Giulio Cavalli è un uomo che crede fermamente nel suo lavoro, culturale e adesso anche politico. Due aspetti che si incrociano, che si mischiano virtuosamente nelle azioni, nelle proposte, nell’impegno volto ad un cambiamento vero, ad una svolta di legalità in un territorio in cui, come denuncia da lungo tempo nei suoi spettacoli, politica e crimine organizzato si spartiscono gli affari e il potere, facendo leva sul silenzio, sull’omertà, sull’ottuso rifiuto di una parte del popolo lombardo dell’idea che mafia, ‘ndrangheta e camorra non siano una questione meridionale, “roba da terroni” per dirla interpretando lo snobismo pericoloso che domina intere fette della società settentrionale.

L’oppressione criminale, le infiltrazioni mafiose nel tessuto economico e politico anche del Nord Italia sono una questione nazionale che la politica per prima dovrebbe affrontare, cominciando a dare il buon esempio. Giulio, che attualmente è consigliere regionale in Lombardia, ha scelto di trasportare la sua vocazione per la verità e la giustizia, che caratterizzano il suo teatro, dentro le istituzioni, ossia laddove si assumono le decisioni che ne decretano il trionfo o la sconfitta. Un impegno appassionato che non gli impedisce di continuare la sua attività teatrale.

Non si ferma, continua a lottare, a fare il suo lavoro, rifiutando etichette e paragoni, consapevole che ciò non serva perché produce isolamento. Due settimane fa, Giulio ci ha gentilmente concesso la pubblicazione di una sua riflessione (“Io mi difendo, ma chi difende i miei figli?”), legata ad un fatto accaduto durante l’incontro con i ragazzi di una scuola di Lodi. Durante quell’incontro, uno studente ha pronunciato una frase che ha scosso il giovane autore e regista teatrale: “Cavalli se ne deve andare da Lodi. Ci ha messo tutti in pericolo”. Adesso concede al nostro settimanale una breve intervista, rispondendo alle nostre domande in uno dei rari momenti di tregua dai suoi mille impegni.

Quale sentimento prevale in te nel sentire quelle frasi pronunciate da un giovane in una scuola della tua città?
Paura. Paura di non uscire da un tunnel che mi hanno cucito addosso. Ma per fortuna conosco anche persone che scaldano la speranza di un Paese migliore.

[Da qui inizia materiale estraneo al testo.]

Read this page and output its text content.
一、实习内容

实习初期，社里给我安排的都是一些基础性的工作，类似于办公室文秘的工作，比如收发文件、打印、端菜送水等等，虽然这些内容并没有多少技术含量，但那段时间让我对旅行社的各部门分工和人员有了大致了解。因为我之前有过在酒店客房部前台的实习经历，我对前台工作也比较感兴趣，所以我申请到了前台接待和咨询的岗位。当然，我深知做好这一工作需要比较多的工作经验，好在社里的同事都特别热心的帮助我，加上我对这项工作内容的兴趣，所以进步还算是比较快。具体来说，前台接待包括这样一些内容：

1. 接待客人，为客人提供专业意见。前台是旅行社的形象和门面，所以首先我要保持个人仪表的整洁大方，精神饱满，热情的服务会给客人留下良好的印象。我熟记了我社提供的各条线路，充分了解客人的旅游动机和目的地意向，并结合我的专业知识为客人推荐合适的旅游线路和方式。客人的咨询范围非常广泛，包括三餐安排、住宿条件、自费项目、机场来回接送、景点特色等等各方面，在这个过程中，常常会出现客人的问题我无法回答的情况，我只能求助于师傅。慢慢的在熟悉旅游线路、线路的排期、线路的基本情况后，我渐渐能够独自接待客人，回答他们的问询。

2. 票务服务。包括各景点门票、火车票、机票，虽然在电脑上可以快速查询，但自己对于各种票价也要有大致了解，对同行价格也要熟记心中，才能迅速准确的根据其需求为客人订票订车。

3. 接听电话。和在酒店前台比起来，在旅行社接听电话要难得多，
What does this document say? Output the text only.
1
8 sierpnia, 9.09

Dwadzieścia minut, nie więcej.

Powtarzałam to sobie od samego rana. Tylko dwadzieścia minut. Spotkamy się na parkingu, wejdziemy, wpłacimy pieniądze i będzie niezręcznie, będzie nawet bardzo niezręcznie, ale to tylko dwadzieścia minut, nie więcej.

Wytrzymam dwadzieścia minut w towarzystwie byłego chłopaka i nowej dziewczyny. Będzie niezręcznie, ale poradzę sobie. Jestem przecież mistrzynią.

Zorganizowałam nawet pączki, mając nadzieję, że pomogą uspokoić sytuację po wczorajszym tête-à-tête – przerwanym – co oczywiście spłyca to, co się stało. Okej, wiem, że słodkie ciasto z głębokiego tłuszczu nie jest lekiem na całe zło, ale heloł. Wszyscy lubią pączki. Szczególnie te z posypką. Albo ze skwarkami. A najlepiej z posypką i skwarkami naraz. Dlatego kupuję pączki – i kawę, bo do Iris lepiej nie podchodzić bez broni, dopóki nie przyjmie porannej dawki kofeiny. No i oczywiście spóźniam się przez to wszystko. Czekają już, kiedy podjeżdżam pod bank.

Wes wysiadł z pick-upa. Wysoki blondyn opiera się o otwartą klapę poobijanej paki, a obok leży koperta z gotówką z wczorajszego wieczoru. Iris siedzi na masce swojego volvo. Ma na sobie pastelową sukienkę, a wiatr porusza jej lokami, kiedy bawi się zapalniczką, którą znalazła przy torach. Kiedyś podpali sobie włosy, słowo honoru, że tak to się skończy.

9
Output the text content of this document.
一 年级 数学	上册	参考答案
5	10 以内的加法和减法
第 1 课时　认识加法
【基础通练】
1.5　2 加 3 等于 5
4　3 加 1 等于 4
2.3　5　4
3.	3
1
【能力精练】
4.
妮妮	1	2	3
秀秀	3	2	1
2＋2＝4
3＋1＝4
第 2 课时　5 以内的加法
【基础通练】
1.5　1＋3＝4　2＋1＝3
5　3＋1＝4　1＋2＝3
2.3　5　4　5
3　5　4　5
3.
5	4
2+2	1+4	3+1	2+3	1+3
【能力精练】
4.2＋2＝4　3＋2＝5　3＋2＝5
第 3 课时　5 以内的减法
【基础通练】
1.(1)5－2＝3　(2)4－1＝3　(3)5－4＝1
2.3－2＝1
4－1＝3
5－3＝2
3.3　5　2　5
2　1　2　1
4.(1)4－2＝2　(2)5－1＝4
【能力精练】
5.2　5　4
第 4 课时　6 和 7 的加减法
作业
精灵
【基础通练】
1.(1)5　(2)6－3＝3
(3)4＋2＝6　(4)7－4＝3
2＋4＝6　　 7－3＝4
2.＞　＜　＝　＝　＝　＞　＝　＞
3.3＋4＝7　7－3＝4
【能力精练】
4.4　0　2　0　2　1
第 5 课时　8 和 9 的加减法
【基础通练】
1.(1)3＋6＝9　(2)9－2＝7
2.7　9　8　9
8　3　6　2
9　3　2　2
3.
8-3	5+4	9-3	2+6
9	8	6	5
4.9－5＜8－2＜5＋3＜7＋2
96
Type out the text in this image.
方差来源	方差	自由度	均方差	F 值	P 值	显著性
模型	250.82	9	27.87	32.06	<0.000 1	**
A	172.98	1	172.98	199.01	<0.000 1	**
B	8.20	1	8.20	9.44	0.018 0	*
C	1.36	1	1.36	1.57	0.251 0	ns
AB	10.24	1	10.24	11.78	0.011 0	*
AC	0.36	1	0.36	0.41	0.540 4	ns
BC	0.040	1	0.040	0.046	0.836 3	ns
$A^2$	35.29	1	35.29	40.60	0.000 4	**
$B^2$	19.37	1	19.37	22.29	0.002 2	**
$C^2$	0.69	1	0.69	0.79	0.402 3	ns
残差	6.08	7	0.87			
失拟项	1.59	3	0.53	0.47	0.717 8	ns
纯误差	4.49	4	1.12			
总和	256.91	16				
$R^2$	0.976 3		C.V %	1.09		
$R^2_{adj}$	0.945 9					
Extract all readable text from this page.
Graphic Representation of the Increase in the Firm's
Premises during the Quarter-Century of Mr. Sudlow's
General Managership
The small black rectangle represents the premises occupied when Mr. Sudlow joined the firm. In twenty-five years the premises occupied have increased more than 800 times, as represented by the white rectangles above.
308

Il nord, a tuo avviso, ha preso coscienza della presenza capillare e massiccia delle mafie nel suo tessuto economico e sociale o continua a negare e far finta di niente?
C’è in atto una spaccatura sociale: da una parte c’è chi conosce, studia e ha dubbi e, dall’altra parte, chi miseramente e ostinatamente continua a negare. È un passo in avanti, sicuramente. L’importante è chiarire che in mezzo non ci si può più stare.

La gestione degli appalti, a Milano come in Lombardia, è sufficientemente garantita da meccanismi e norme adeguate a scoraggiare le infiltrazioni criminali? È pensabile attuare anche qui il “modello Gela” di Rosario Crocetta?
Certo che sì, ma manca la volontà. È inutile negarlo: le convergenze tra ‘ndrangheta e politica foraggiano alcuni dei nostri rappresentanti. Credo che la sfida vera sia raccontarlo e far vincere la legalità nell’imprenditoria e nella politica.

Molti ti considerano l’erede di Peppino Impastato. Come vivi questo paragone?
Amo, ho studiato e continuo a studiare il lavoro (che, non dimentichiamolo, è soprattutto politico) di Peppino, ma non credo nell’utilità dei paragoni. Preferisco essere Giulio Cavalli e possibilmente ordinario. Leale, appuntito, ma ordinario. Il nostro lavoro e il raggiungimento dei nostri obbiettivi ha bisogno del lavoro ordinario di tutti, non dell’esibizione straordinaria di pochi.

Qual è il tuo rapporto con la paura?
Molto privato e molto combattuto. La vera paura è il ritrovarsi solo.

Sei un uomo di teatro e di cultura, ma sei anche un uomo attivamente impegnato in politica: come giudichi l’attuale situazione italiana?
Prendo in prestito una frase di Rosellina Archinto: non sempre la politica si rende conto del valore, anche sociale, della cultura. E così vengono a mancare i buoni esempi.